I don't understand why people accept certain formulas in statistics without a mathematical proof style argument. You see this a lot in statistics textbooks and unfortunately this spills over with the instructors who are themselves ignorant of where the formulas come from yet teach them anyway.
How come in statistics there is very little justification for the formulas used and proofs are almost nonexistent
-
0Ahh, wonderful option pricing... – 2012-05-08
3 Answers
This isn't really a question about statistics; it's a question about the way in which many statistics courses are taught. Many statistics courses are designed specifically for students in particular fields (psychology, anthropology, etc.) and are taught by people working in those fields. These students generally have no background in theoretical mathematics; in many cases the students haven't even had calculus. Attempting to include any substantial amount of rigorous mathematics in such a course would be pointless. As a result, such courses are typically methods cookbooks, and the best that one can hope for is that a serious attempt will be made to give students a good basic idea of when the standard statistical methods are appropriate and of how statistics are used in the field in question.
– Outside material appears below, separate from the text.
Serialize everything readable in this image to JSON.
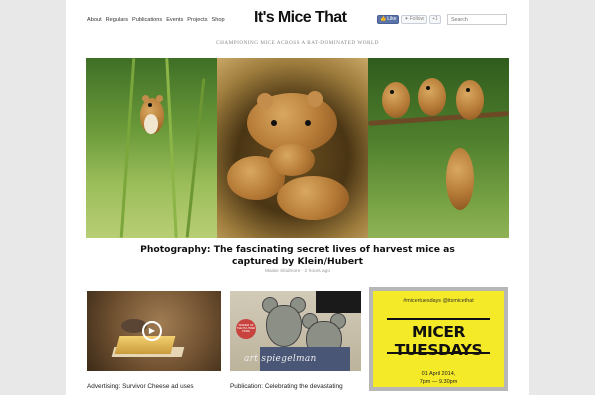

It's also not uncommon for mathematics departments to offer basic statistics courses for students with no mathematical background beyond high school algebra. In my experience these tend to dwell less on an array of statistical methods than the discipline-specific courses and to spend more time on the underlying concepts, but any sort of rigorous theory would still be completely out of place.
Once you get to the statistics courses intended for mathematics and statistics majors, you can in my experience expect to see some real theory, as well as some of the heuristics that have proved useful but for which no rigorous theoretical justification exists (yet).
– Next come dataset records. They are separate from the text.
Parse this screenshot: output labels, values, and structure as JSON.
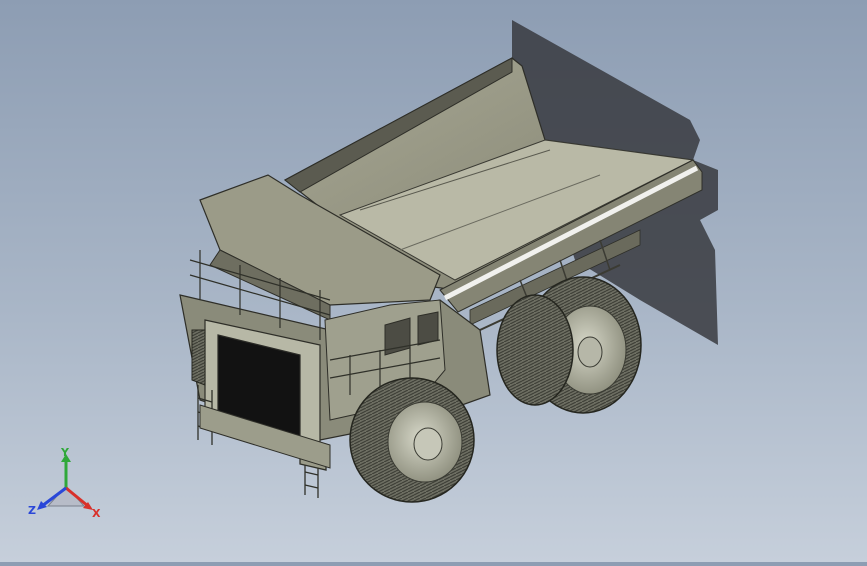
{
  "viewport": {
    "name": "3d-model-viewport",
    "background_top": "#8d9db3",
    "background_bottom": "#c6cfdb",
    "model": "mining-dump-truck"
  },
  "triad": {
    "x_label": "X",
    "y_label": "Y",
    "z_label": "Z",
    "x_color": "#d8302a",
    "y_color": "#2fa83a",
    "z_color": "#2a47d8"
  }
}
For most of the statistics encountered outside of theoretical statistics classes, either the justification is too advanced to be worth providing in that context, or there is only partial mathematical justification available. Is it really important to analytically derive the $t$-distribution in order to use it, or to justify the $\chi^2$ test for contingency tables, or the assumptions needed for the logistic regression model on categorical data? Probably not in a first or second class that a typical user of statistics might take.
Proofs are not a bad thing, but there is a considerable amount of experience, intuition and rules of thumb accumulated in statistics that are as valuable as proofs and theoretical models when using the methods in practice. Time and textbook space are limited so there is a choice of priorities.
As the satirical comment under the question indicates, if you are not the typical or casual user, then proofs, or some generally higher standard of understanding the details, become more important.
The simplest answer I can think of:
Formal justification of statistical methods is not that important for the reason that most real-life statistical analysis occurs in contexts where the results are not intended to be interpreted formally. It barely matters if an analyst doesn't know what a test "really" means, if his or her audience doesn't either.